Die Gedanken im Schaufensterlicht
Mira liebte die Altstadt im Winter. Nicht wegen der Geschäfte, nicht wegen der Angebote, nicht einmal wegen des Glitzers, der überall hing. Es war das Licht. Dieses besondere, warme Licht, das jede Scheibe verwandelte, als würde sich dahinter ein Stück anderer Welt verbergen.
An diesem Abend fiel der Schnee leise, wie ein flüsternder Mantel. Die Laternen warfen goldene Lichtkreise auf den Boden, und Mira lief langsam, ohne Ziel. Sie hatte das Gefühl, dass der Dezember sie leiten würde, wohin sie gehen musste. Die Schaufenster waren prachtvoll dekoriert. Bunte Kugeln, Kränze, kleine Tannen. Doch keines dieser Dinge waren es, die Mira fesselten.
Es waren die Spiegelungen darin.

In der großen Scheibe eines Spielwarenladens sah sie sich selbst — etwas verzogen durch das alte Glas. Und plötzlich erinnerte sie sich an früher. An die Zeit, in der sie als Kind mit ihrer Mutter hier entlanggegangen war, die Nase an der kalten Scheibe, voller Träume, voller Fantasie.
Doch dieses Mal sah sie etwas anderes in ihrem Spiegelbild:
eine Frau, die viel zu oft durchs Leben eilte, ohne wirklich zu sehen.
Mira blieb stehen. Der Strom der anderen Menschen zog an ihr vorbei.
Doch sie tat nichts — sie stand einfach nur da und sah zu, wie ihr Atem vor der Scheibe aufstieg.
In diesem Moment wurde ihr bewusst:
Diese Schaufenster waren nicht dazu da, Dinge zu präsentieren.
Sie waren dazu da, Menschen zu spiegeln.
Wie oft rannte man an sich selbst vorbei, ohne zu merken, was man sah?

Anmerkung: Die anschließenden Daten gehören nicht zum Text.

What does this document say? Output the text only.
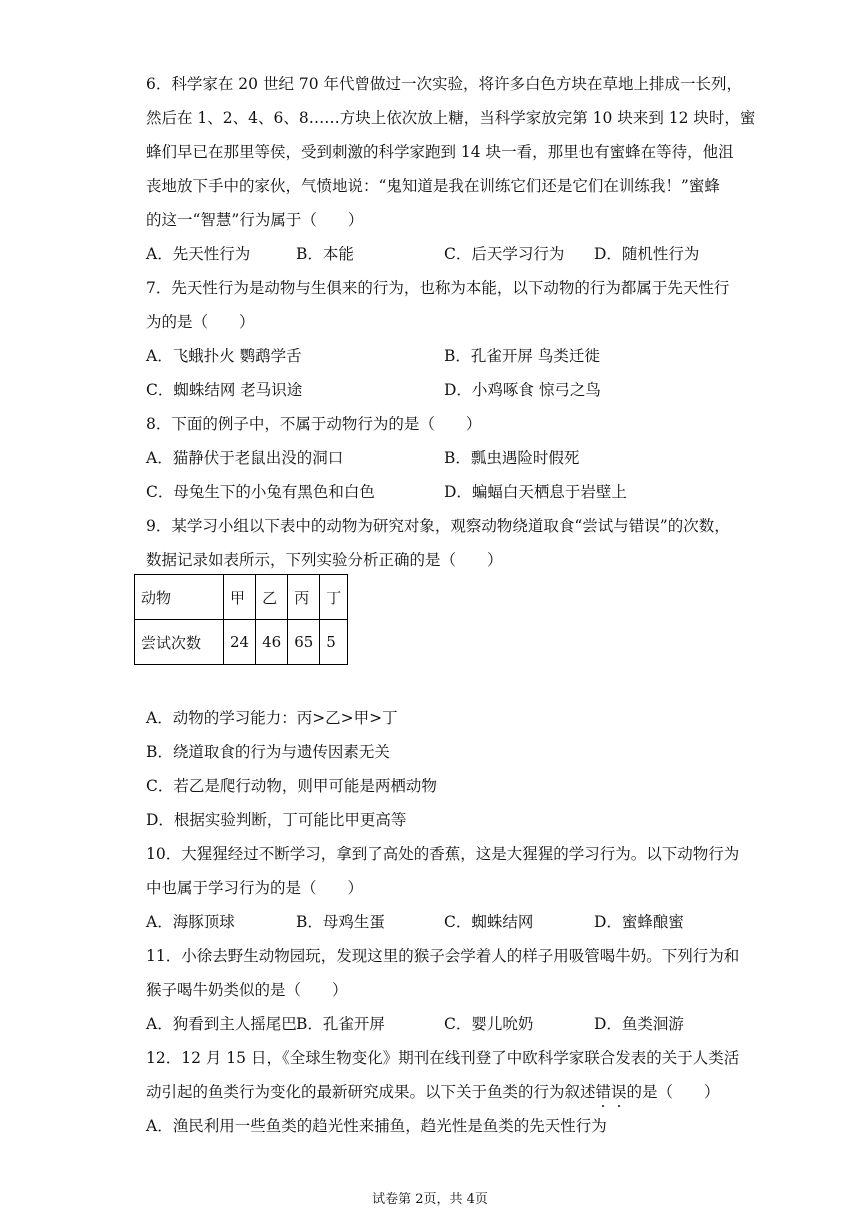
6．科学家在 20 世纪 70 年代曾做过一次实验，将许多白色方块在草地上排成一长列，
然后在 1、2、4、6、8……方块上依次放上糖，当科学家放完第 10 块来到 12 块时，蜜
蜂们早已在那里等侯，受到刺激的科学家跑到 14 块一看，那里也有蜜蜂在等待，他沮
丧地放下手中的家伙，气愤地说：“鬼知道是我在训练它们还是它们在训练我！”蜜蜂
的这一“智慧”行为属于（　　）
A．先天性行为	B．本能	C．后天学习行为 D．随机性行为
7．先天性行为是动物与生俱来的行为，也称为本能，以下动物的行为都属于先天性行
为的是（　　）
A．飞蛾扑火 鹦鹉学舌	B．孔雀开屏 鸟类迁徙
C．蜘蛛结网 老马识途	D．小鸡啄食 惊弓之鸟
8．下面的例子中，不属于动物行为的是（　　）
A．猫静伏于老鼠出没的洞口	B．瓢虫遇险时假死
C．母兔生下的小兔有黑色和白色	D．蝙蝠白天栖息于岩壁上
9．某学习小组以下表中的动物为研究对象，观察动物绕道取食“尝试与错误”的次数，
数据记录如表所示，下列实验分析正确的是（　　）
动物	甲	乙	丙	丁
尝试次数	24	46	65	5
A．动物的学习能力：丙>乙>甲>丁
B．绕道取食的行为与遗传因素无关
C．若乙是爬行动物，则甲可能是两栖动物
D．根据实验判断，丁可能比甲更高等
10．大猩猩经过不断学习，拿到了高处的香蕉，这是大猩猩的学习行为。以下动物行为
中也属于学习行为的是（　　）
A．海豚顶球	B．母鸡生蛋	C．蜘蛛结网	D．蜜蜂酿蜜
11．小徐去野生动物园玩，发现这里的猴子会学着人的样子用吸管喝牛奶。下列行为和
猴子喝牛奶类似的是（　　）
A．狗看到主人摇尾巴 B．孔雀开屏	C．婴儿吮奶	D．鱼类洄游
12．12 月 15 日，《全球生物变化》期刊在线刊登了中欧科学家联合发表的关于人类活
动引起的鱼类行为变化的最新研究成果。以下关于鱼类的行为叙述错误的是（　　）
A．渔民利用一些鱼类的趋光性来捕鱼，趋光性是鱼类的先天性行为
试卷第 2页，共 4页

Mira lächelte. Nicht, weil die Dekoration so schön war — sondern weil sie sich selbst inmitten davon wiedergefunden hatte. Mit einem ruhigeren Atemzug setzte sie ihren Weg fort. Der Schnee fiel weiter.
Und plötzlich fühlte sich die Altstadt nicht mehr wie ein Ort voller Dinge an —
sondern wie ein Ort voller Hinweise, Gedanken und Schaufensterlicht.
💖Erinnerung zum Mitnehmen
Manchmal zeigt dir ein Spiegel nicht dein Gesicht — sondern den Moment, in dem du wieder zu dir findest.